| Time Limit: 5000MS | Memory Limit: 65536K | |
| Total Submissions: 17279 | Accepted: 5449 | |
| Case Time Limit: 2000MS | ||
Description
Your friend, Jackson is invited to a TV show called SuperMemo in which the participant is told to play a memorizing game. At first, the host tells the participant a sequence of numbers, {A1, A2, ... An}. Then the host performs a series of operations and queries on the sequence which consists:
- ADD x y D: Add D to each number in sub-sequence {Ax ... Ay}. For example, performing "ADD 2 4 1" on {1, 2, 3, 4, 5} results in {1, 3, 4, 5, 5}
- REVERSE x y: reverse the sub-sequence {Ax ... Ay}. For example, performing "REVERSE 2 4" on {1, 2, 3, 4, 5} results in {1, 4, 3, 2, 5}
- REVOLVE x y T: rotate sub-sequence {Ax ... Ay} T times. For example, performing "REVOLVE 2 4 2" on {1, 2, 3, 4, 5} results in {1, 3, 4, 2, 5}
- INSERT x P: insert P after Ax. For example, performing "INSERT 2 4" on {1, 2, 3, 4, 5} results in {1, 2, 4, 3, 4, 5}
- DELETE x: delete Ax. For example, performing "DELETE 2" on {1, 2, 3, 4, 5} results in {1, 3, 4, 5}
- MIN x y: query the participant what is the minimum number in sub-sequence {Ax ... Ay}. For example, the correct answer to "MIN 2 4" on {1, 2, 3, 4, 5} is 2
To make the show more interesting, the participant is granted a chance to turn to someone else that means when Jackson feels difficult in answering a query he may call you for help. You task is to watch the TV show and write a program giving the correct answer to each query in order to assist Jackson whenever he calls.
Input
The first line contains n (n ≤ 100000).
The following n lines describe the sequence.

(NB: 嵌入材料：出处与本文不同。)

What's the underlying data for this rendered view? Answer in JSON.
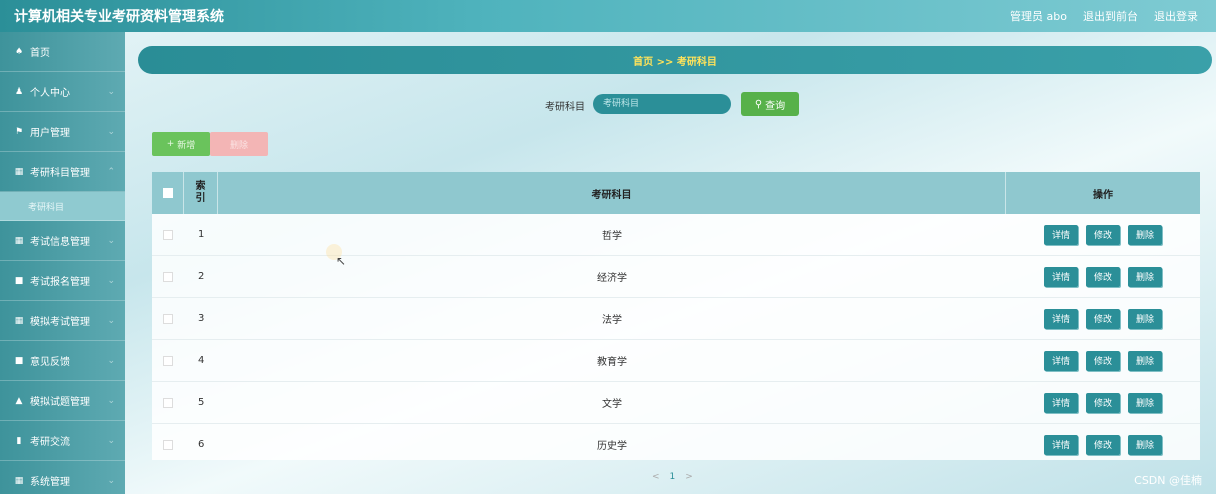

Then follows M (M ≤ 100000), the numbers of operations and queries.
The following M lines describe the operations and queries.
Output
For each "MIN" query, output the correct answer.
Sample Input
5 1 2 3 4 5 2 ADD 2 4 1 MIN 4 5
Sample Output
5
Source
【思路】
要求实现的数据结构,必须具备如下功能:1、区间加数,2、求区间最小值,3、区间翻转,4、区间流动,5、在特定位置插入一个数,6、在特定位置删除一个数。
分析一下,1和2是线段树的经典功能,3、4、5、6线段树就真的无能为力了,毕竟元素在树中位置已经固定,导致移动、增删乏力。所以此题需要有一种更加强大的结构,它得满足低时间复杂度的移动的要求。于是Splay树闪亮登场——这真的是神一般的数据结构啊。
对于Splay的单旋、双旋和splay操作就不再这里多说了,读者可先搜索了解其原理再来看本文。出于思维习惯,我的Splay树实现是数组版本的,所以内存池也就只需记录回收的下标就可以了,这也省去了许多指针带来的麻烦。维护的数组有:父节点fa[MAXN],子节点son[MAXN][2],子树大小sz[MAXN],键值val[MAXN],子树最小值mn[MAXN],加法标记add_mark[MAXN],翻转标记reverse_mark[MAXN]。
首先,所有以上六个操作都得从区间提取这一步说起。对于一个区间[1, n],我们右挪一下,相当于加个头,再加个尾,变成[1, n + 2],原先1到n的元素,如今映射至2到n+1上。这样对任意区间[a, b],将a - 1节点splay到root,将b + 1节点splay到root之下,这样以根的右孩子的左孩子作为根的整棵子树就是提取出来的区间[a, b]了。此后在区间上的操作便和线段树思想相近,但是妙的地方在于它还多了移动、增删的功能。下面逐个分析:
对于ADD、REVERSE操作,就是在子树根打上标记,同时做实质性更新,最后splay区间树根到根节点。
对于MIN操作,就是查询区间树根mn值,最后splay区间树根到根节点。
对于REVOLVE操作,就是将一段区间挪到另一段的另一侧,最后splay区间树根到根节点。
对于INSERT、DELETE操作,就是提取完合适的区间后,在根的右孩子加上一个左孩子或者删除左孩子,最后splay区间树根到根节点,如果是DELETE就splay被删除元素的父节点。
其实Splay里多是对子树进行操作,移动子树树根的方式多种多样,所以不必拘泥于一家之言。如果按照我的这一做法,则需要特别注意:
1、对于将要splay的节点,必须是一路从根找下去找到的节点,这样才能完全push_down沿途标记。
2、在开始splay之前还应该push_down当前节点,让标记下移且对子节点有实质性改变,一定要有实质性改变,mn和val都得修改,否则很可能在未来的操作中就再也没机会修改到了。同理ADD和REVERSE也都得对子树树根进行实质性修改。
3、然后splay过程中每一步rotate时,都要push_down将要交接的子节点一下,然后再update被挪下去的父节点。
4、不必每一步rotate都update自己,只需最后再update自己就好,因为中途当前节点的信息会被立马修改,这一步是多余的,我们只需要保证splay完成后的信息正确便可。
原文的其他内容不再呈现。